By defining the above signaling parameters per layer, a high degree of flexibility is achieved. Particularly, in the prior art it is a requirement that the base layer exist at the lowest resolution. In the present scheme, no such limitation exists. The aforementioned parameters may be independently defined for each layer, independent of any other layer. Another feature of the invention is the case where multiple enhancement layers are defined. In this case, a separate parameter list could be constructed to define a multiplicity of quality levels. For example, for a four layer video stream including a base layer and three enhancement layers, a first parameter list could be constructed to define a combination of the base layer BS with both enhancement layers ESI and ES2. A second parameter list could be constructed to define a combination of the base layer BS with the second and fourth enhancement layers (BS + ES2 + ES4). Other combinations should be apparent to the reader. All of the combinations of interest to a user may be simultaneously transmitted as elements of parameter list 220. FIG. 3 illustrates a decoder 300 according to one embodiment of the invention. Figure 3 illustrates a decoder for decoding the encoded signals processed by the layered encoder 200 of FIG. 2. The base stream BS is decoded in base decoder 302 in accordance with those parameters from parameter list 200 which are associated with the base layer BS. The decoded output from the decoder 302 is upconverted by an upconverter 306 and then supplied to an addition unit 310. The enhancement stream ES is decoded in a decoder 304 in accordance with those parameters from parameter list 200 which are associated with the enhancement stream ES. The modification unit 308 performs the inverse operation of the modification unit 207 in the encoder 200. The modification unit 308 converts the decoded enhancement stream from a normal video signal range to the signal range of the original residual signal. The output of the modification unit 208 is supplied to the addition unit 310, where it is combined with the output of the upconverter 306 to form the output of the decoder 300.
EXAMPLES:
Example 1- A dual layer configuration utilizing an AVC decoder in the base layer and an MPEG-2 decoder in the enhancement layer. :
Referring to FIG. 4, Tables I and II define a parameter list 220 that would be broadcast over a communication channel as supplemental information to inform a decoder as to how to combine the various streams (e.g., Layl, Lay2) to output a single decoded video stream. Referring to the first row of the parameter list, (i.e., the row describing parameters specific to the base layer, Layl) the encoder side parameter list instructs the decoder to use an AVC decoder in the base layer (Layl). Next, the parameter list instructs the decoder that the DC offset parameter is zero. This instructs the decoder 300 not to subtract a DC offset in the base layer prior to combining this layer with the enhancement layer, Lay2. The next four columns of the first row are labeled upH, dwH, upV and dwV, respectively, and refer to an upscaling factor in the horizontal (upH), downscaling factor in the horizontal (dwH), an upscaling factor in the vertical (upV) and a downscaling factor in the vertical (dwV). The decoder 300 uses these parameter in pairs. That is, the decoder 300 takes a ratio of the first two parameters, upH/dwH to determine whether the horizontal is to be upscaled, downscaled or not scaled at all. In the present example, the horizontal scaling ratio
Hor. Scaling ratio = upH/dwH = 2/1 = 2 (1) Similarly, for the vertical direction, the decoder 300 takes a ratio of upV/dwV to determine whether the vertical is to be upscaled, downscaled or not scaled at all. In the present example, the vertical scaling ratio
Ver. Scaling ratio = upV/dwV = 2/1 = 2 (2)
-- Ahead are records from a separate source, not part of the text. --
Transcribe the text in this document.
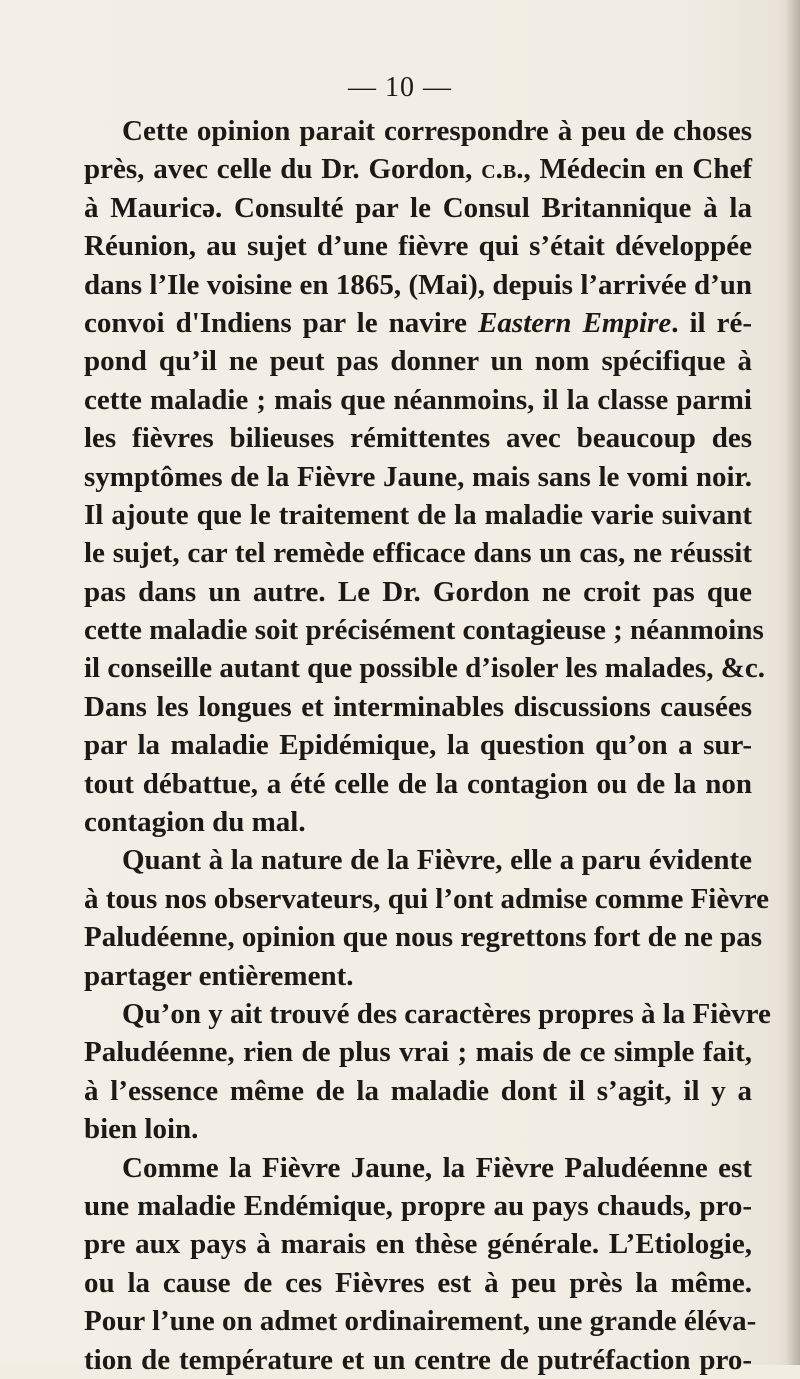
— 10 —
Cette opinion parait correspondre à peu de choses
près, avec celle du Dr. Gordon, c.b., Médecin en Chef
à Mauricə. Consulté par le Consul Britannique à la
Réunion, au sujet d’une fièvre qui s’était développée
dans l’Ile voisine en 1865, (Mai), depuis l’arrivée d’un
convoi d'Indiens par le navire Eastern Empire. il ré-
pond qu’il ne peut pas donner un nom spécifique à
cette maladie ; mais que néanmoins, il la classe parmi
les fièvres bilieuses rémittentes avec beaucoup des
symptômes de la Fièvre Jaune, mais sans le vomi noir.
Il ajoute que le traitement de la maladie varie suivant
le sujet, car tel remède efficace dans un cas, ne réussit
pas dans un autre. Le Dr. Gordon ne croit pas que
cette maladie soit précisément contagieuse ; néanmoins
il conseille autant que possible d’isoler les malades, &c.
Dans les longues et interminables discussions causées
par la maladie Epidémique, la question qu’on a sur-
tout débattue, a été celle de la contagion ou de la non
contagion du mal.
Quant à la nature de la Fièvre, elle a paru évidente
à tous nos observateurs, qui l’ont admise comme Fièvre
Paludéenne, opinion que nous regrettons fort de ne pas
partager entièrement.
Qu’on y ait trouvé des caractères propres à la Fièvre
Paludéenne, rien de plus vrai ; mais de ce simple fait,
à l’essence même de la maladie dont il s’agit, il y a
bien loin.
Comme la Fièvre Jaune, la Fièvre Paludéenne est
une maladie Endémique, propre au pays chauds, pro-
pre aux pays à marais en thèse générale. L’Etiologie,
ou la cause de ces Fièvres est à peu près la même.
Pour l’une on admet ordinairement, une grande éléva-
tion de température et un centre de putréfaction pro-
After performing any DC offsets and adjusting for the appropriate horizontal and vertical offsets, the next column refers to what layer the previous layer is to be added to. After performing the operations described on the base layer (Layl) the result is combined with the single enhancement layer, Lay2. Table I provides a number of parameters specific to the enhancement layer, Lay2.
Specifically, the parameter list instructs the decoder to use an MPEG-2 decoder for the single enhancement layer, Lay2. The parameter list further instructs the decoder to perform a DC offset of 128. The (recommended) filter coefficients for performing this offset are defined in Table II. Specifically, seven filter coefficients are defined in both the horizontal and vertical direction.
Example 2 - Three layer configuration utilizing an AVC decoder in the base layer (Lay 1) and both enhancement layers (Lay2, Lay3).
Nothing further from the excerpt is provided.